As to Count II, (ERISA - statutory penalty, 29 U.S.C. § 1132(c)), the Summary Plan Description designates Defendant Grimm Industries, rather than Marnella, as the Plan Administrator. Consequently, summary judgment will be granted in favor of Defendant Marnella as to this claim. See Erbe v. Billeter, Civil Action No. 06-113, 2007 WL 2905890 at *8 (W.D. Pa. Sept. 28, 2007); Campo v. Oxford Health Plans, Inc., Civil No. 06-4332 (JBS), 2007 WL 1827220 at *5 (D.N.J. June 26, 2007). Summary judgment is DENIED as to the Plaintiff's motion and the motion of Defendants Grimm Industries, Inc. and Beatus M. Grimm, given that the relevant inquiry includes, inter alia, an analysis of the "bad faith or intentional conduct on the part of the administrator." Romero v. SmithKline Beecham, 309 F.3d 113, 120 (3d Cir. 2002).

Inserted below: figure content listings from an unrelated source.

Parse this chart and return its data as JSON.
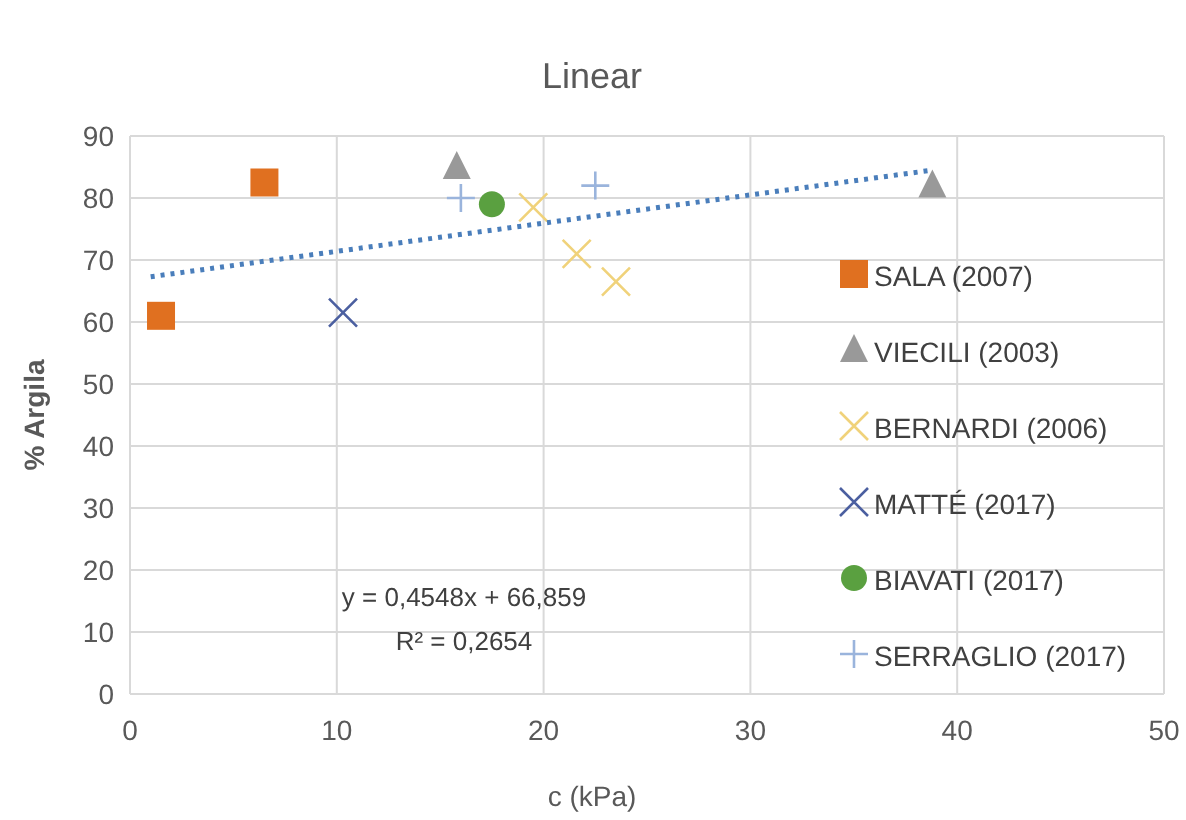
{
  "chart_data": {
    "type": "scatter",
    "title": "Linear",
    "xlabel": "c (kPa)",
    "ylabel": "% Argila",
    "xlim": [
      0,
      50
    ],
    "xticks": [
      0,
      10,
      20,
      30,
      40,
      50
    ],
    "ylim": [
      0,
      90
    ],
    "yticks": [
      0,
      10,
      20,
      30,
      40,
      50,
      60,
      70,
      80,
      90
    ],
    "grid": true,
    "legend": "right",
    "series": [
      {
        "name": "SALA (2007)",
        "color": "#e07020",
        "marker": "square",
        "x": [
          1.5,
          6.5
        ],
        "values": [
          61,
          82.5
        ]
      },
      {
        "name": "VIECILI (2003)",
        "color": "#999999",
        "marker": "triangle",
        "x": [
          15.8,
          38.8
        ],
        "values": [
          85,
          82
        ]
      },
      {
        "name": "BERNARDI (2006)",
        "color": "#f0d27a",
        "marker": "cross",
        "x": [
          19.5,
          21.6,
          23.5
        ],
        "values": [
          78.5,
          71,
          66.5
        ]
      },
      {
        "name": "MATTÉ (2017)",
        "color": "#4b5fa0",
        "marker": "cross",
        "x": [
          10.3
        ],
        "values": [
          61.5
        ]
      },
      {
        "name": "BIAVATI (2017)",
        "color": "#5aa040",
        "marker": "circle",
        "x": [
          17.5
        ],
        "values": [
          79
        ]
      },
      {
        "name": "SERRAGLIO (2017)",
        "color": "#9ab4dc",
        "marker": "plus",
        "x": [
          16,
          22.5
        ],
        "values": [
          80,
          82
        ]
      },
      {
        "type": "line",
        "color": "#4a7ebb",
        "line_style": "dotted",
        "marker": "none",
        "x": [
          1,
          38.8
        ],
        "values": [
          67.3,
          84.5
        ]
      }
    ],
    "annotations": [
      "y = 0,4548x + 66,859",
      "R² = 0,2654"
    ]
  }
}
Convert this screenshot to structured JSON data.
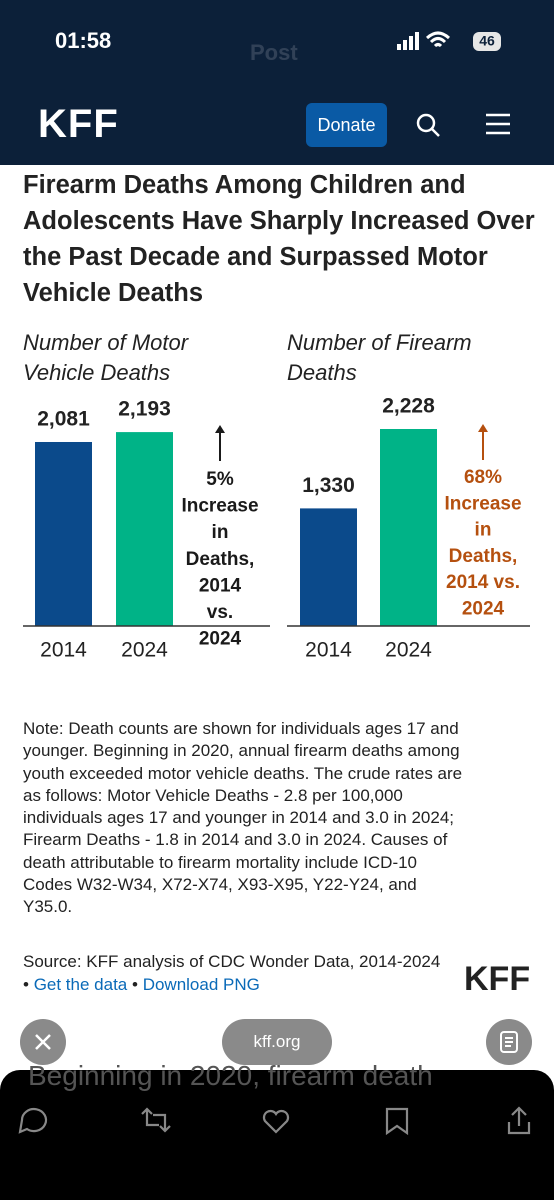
{
  "status_bar": {
    "time": "01:58",
    "battery": "46",
    "back_title": "Post"
  },
  "site_header": {
    "logo": "KFF",
    "donate": "Donate"
  },
  "headline": "Firearm Deaths Among Children and Adolescents Have Sharply Increased Over the Past Decade and Surpassed Motor Vehicle Deaths",
  "chart_data": [
    {
      "type": "bar",
      "title": "Number of Motor Vehicle Deaths",
      "categories": [
        "2014",
        "2024"
      ],
      "values": [
        2081,
        2193
      ],
      "value_labels": [
        "2,081",
        "2,193"
      ],
      "colors": [
        "#0b4a8b",
        "#00b387"
      ],
      "annotation": [
        "5%",
        "Increase",
        "in",
        "Deaths,",
        "2014",
        "vs.",
        "2024"
      ],
      "annotation_color": "#1a1a1a"
    },
    {
      "type": "bar",
      "title": "Number of Firearm Deaths",
      "categories": [
        "2014",
        "2024"
      ],
      "values": [
        1330,
        2228
      ],
      "value_labels": [
        "1,330",
        "2,228"
      ],
      "colors": [
        "#0b4a8b",
        "#00b387"
      ],
      "annotation": [
        "68%",
        "Increase",
        "in",
        "Deaths,",
        "2014 vs.",
        "2024"
      ],
      "annotation_color": "#b5500f"
    }
  ],
  "note": "Note: Death counts are shown for individuals ages 17 and younger. Beginning in 2020, annual firearm deaths among youth exceeded motor vehicle deaths. The crude rates are as follows: Motor Vehicle Deaths - 2.8 per 100,000 individuals ages 17 and younger in 2014 and 3.0 in 2024; Firearm Deaths - 1.8 in 2014 and 3.0 in 2024. Causes of death attributable to firearm mortality include ICD-10 Codes W32-W34, X72-X74, X93-X95, Y22-Y24, and Y35.0.",
  "source": "Source: KFF analysis of CDC Wonder Data, 2014-2024",
  "separator": "•",
  "links": [
    "Get the data",
    "Download PNG"
  ],
  "footer_logo": "KFF",
  "browser_url": "kff.org",
  "peek_text": "Beginning in 2020, firearm death"
}
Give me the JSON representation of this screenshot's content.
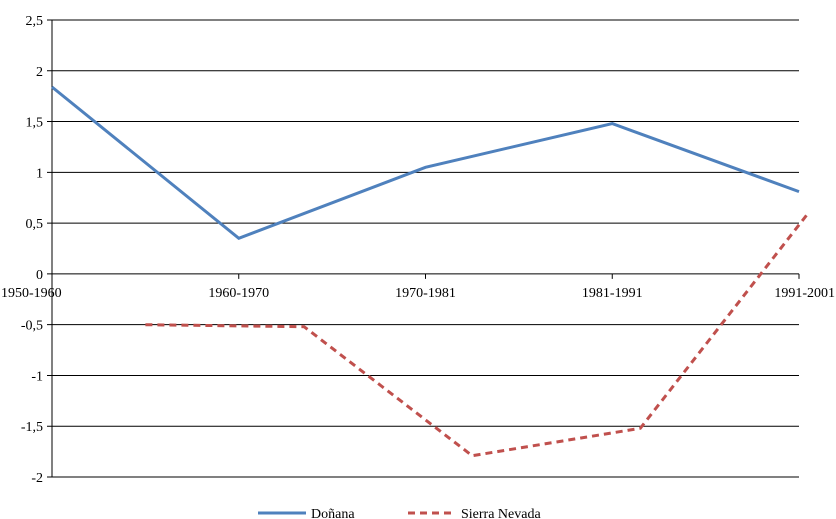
{
  "chart_data": {
    "type": "line",
    "categories": [
      "1950-1960",
      "1960-1970",
      "1970-1981",
      "1981-1991",
      "1991-2001"
    ],
    "y_ticks": [
      "2,5",
      "2",
      "1,5",
      "1",
      "0,5",
      "0",
      "-0,5",
      "-1",
      "-1,5",
      "-2"
    ],
    "ylim": [
      -2,
      2.5
    ],
    "grid": true,
    "legend_position": "bottom",
    "series": [
      {
        "name": "Doñana",
        "style": "solid",
        "color": "#4F81BD",
        "points": [
          [
            0,
            1.84
          ],
          [
            1,
            0.35
          ],
          [
            2,
            1.05
          ],
          [
            3,
            1.48
          ],
          [
            4,
            0.81
          ]
        ]
      },
      {
        "name": "Sierra Nevada",
        "style": "dashed",
        "color": "#C0504D",
        "points": [
          [
            0.5,
            -0.5
          ],
          [
            1.35,
            -0.52
          ],
          [
            2.25,
            -1.79
          ],
          [
            3.15,
            -1.52
          ],
          [
            4.05,
            0.6
          ]
        ]
      }
    ]
  }
}
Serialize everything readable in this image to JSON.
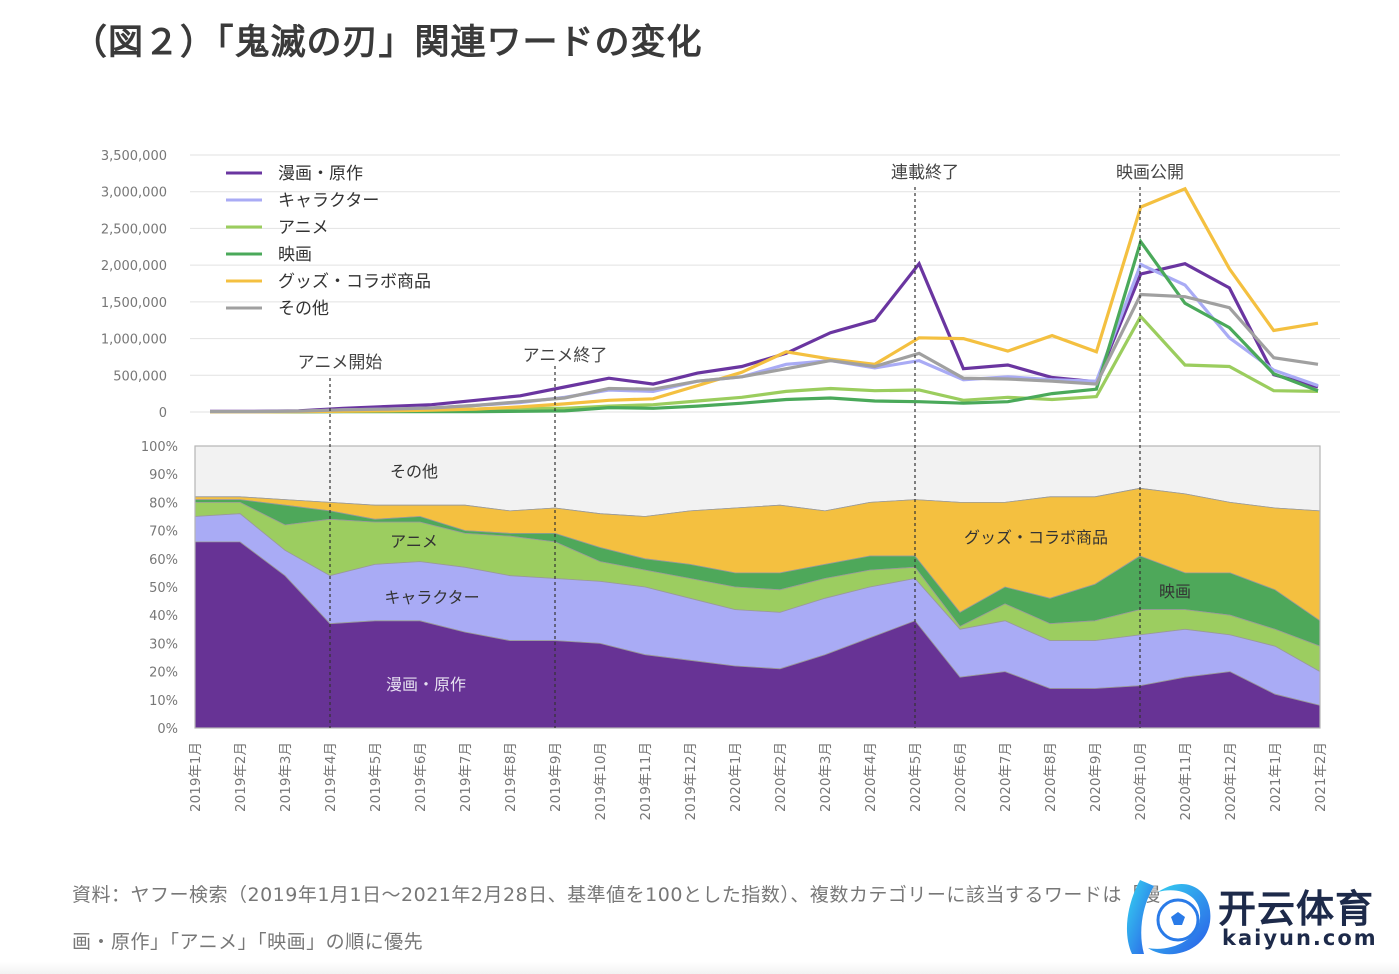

Accordingly, this 16th day of February, 2010, IT IS ORDERED that the motions for summary judgment filed by Plaintiff R. David Liebau [40] and Defendants Grimm Industries, Inc. and Beatus M. Grimm [38] be, and hereby are, DENIED.

IT IS FURTHER ORDERED that the motion for summary judgment filed by Defendant Philip J. Marnella [39] be, and hereby is, GRANTED as to Count II of the Second Amended Complaint and DENIED in all other respects.

JUDGMENT is hereby entered in favor of Defendant Philip J. Marnella and against Plaintiff R. David Liebau as to Count II of the Second Amended Complaint.